Porque Jack Reacher es cine negro, dentro de la maquinaría hollywoodiense y sin un sello autoral reconocible, pero con los suficientes aciertos como para pasar por una pieza estimable con la que entretenerse durante dos horas. Tenemos violencia, pero bastante comedida y sin una gota de sangre (ya se sabe, esa calificación PG-13 que va a ¿regalarnos? en breve el remake de Robocop a manos del carioca Jose Padilha), persecuciones, algún toque de humor chulesco, personajes con un mínimo de interés y una relación chico/chica que por una vez y sin que sirva de precedente no acaba en el manido romance "porque sí" con el que nos asedian las producciones norteamericanas comerciales.




McQuarrie trabaja con oficio, escribe con acierto una trama interesante (que supongo estará en el libro de Child que desconozco) con varios giros interesantes que unas veces se ven venir y otros no, pero siempre consiguiendo que su historia llame lo suficiente la atención del espectador como para que no se aburra en ningún momento. Su dirección también es adecuada para el producto que está narrando, sabe inyectar ese tono noir que demanda el argumento y que la ambigüedad de varios de los personajes (incluido la del mismo Reacher) juege acertadamente al despiste con la platea. También los criminales destilan ese tono de crueldad en la sombra minimamente exigible (la escena de morder el dedo tiene su miga, más por su violencia psicológica que por la física, que no posee) en todo thriller de acción.




Tom Cruise como es lógico está en su salsa, Jack Reacher es un chulo de manual, el típico canalla buscalíos con mucho humor negro, pero experto en los combates cuerpo a cuerpo y la utilización de armas de fuego, una especie de Ethan Hunt de clase obrera con unas gotas de carisma, egolatría y nihilismo para caer simpático al espectador lo suficiente como para empatizar con su causa. La guapa Rosamund Pike le da muy bien la réplica como Helen, pero son actores como Richard Jenkins (A Dos Metros Bajo Tierra) o Robert Duvall los que tienen que dar verdaderas lecciones de interpretación con sus breves papeles. Por otro lado es todo un acierto incluir al director alemán Werner Herzog como enemigo principal en la sombra, pero se le da poco juego a su personaje, todo parece más un homenaje a Chinatown (allí el director John Huston era el enorme villano de la velada) de Roman Polanski que otra cosa.

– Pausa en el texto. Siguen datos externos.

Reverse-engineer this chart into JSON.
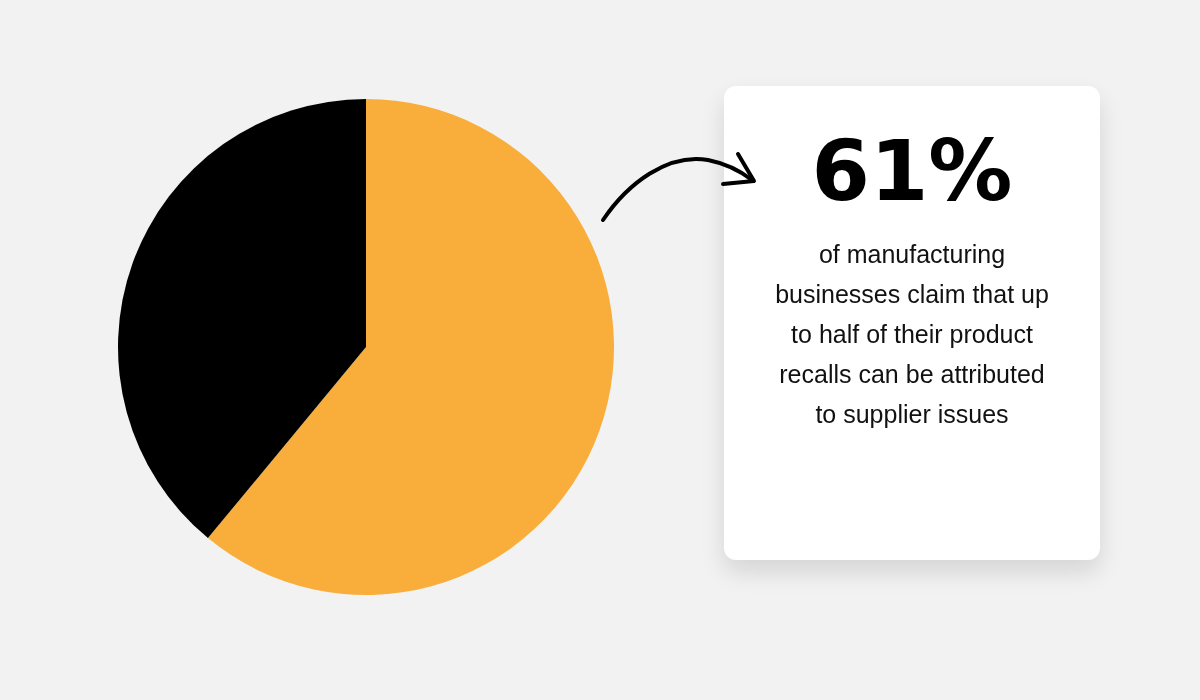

Lo dicho, Jack Reacher es una muestra de entretenido cine comercial, sin sorpresas, sin estridencias, que no destaca en ningún apartado pero que tampoco decepciona en alguno de los mismos. Cine negro ligero con toques de thriller policial americano, algunas referencias a films de espionaje europeos de los 70 (la sombra de Jason Bourne es alargada) y todo aderezado para que Tom Cruise vuelva a sacar unos buenos cuartos en la taquilla con otra de esas cintas ligeras e intrascendentes que lleva regalándonos desde hace tiempo. A ver si aparece algún Paul Thomas Anderson u Oliver Stone para sacarlo un poco de este estatus de autocomplacencia cinematográfica en la que lleva años asentado.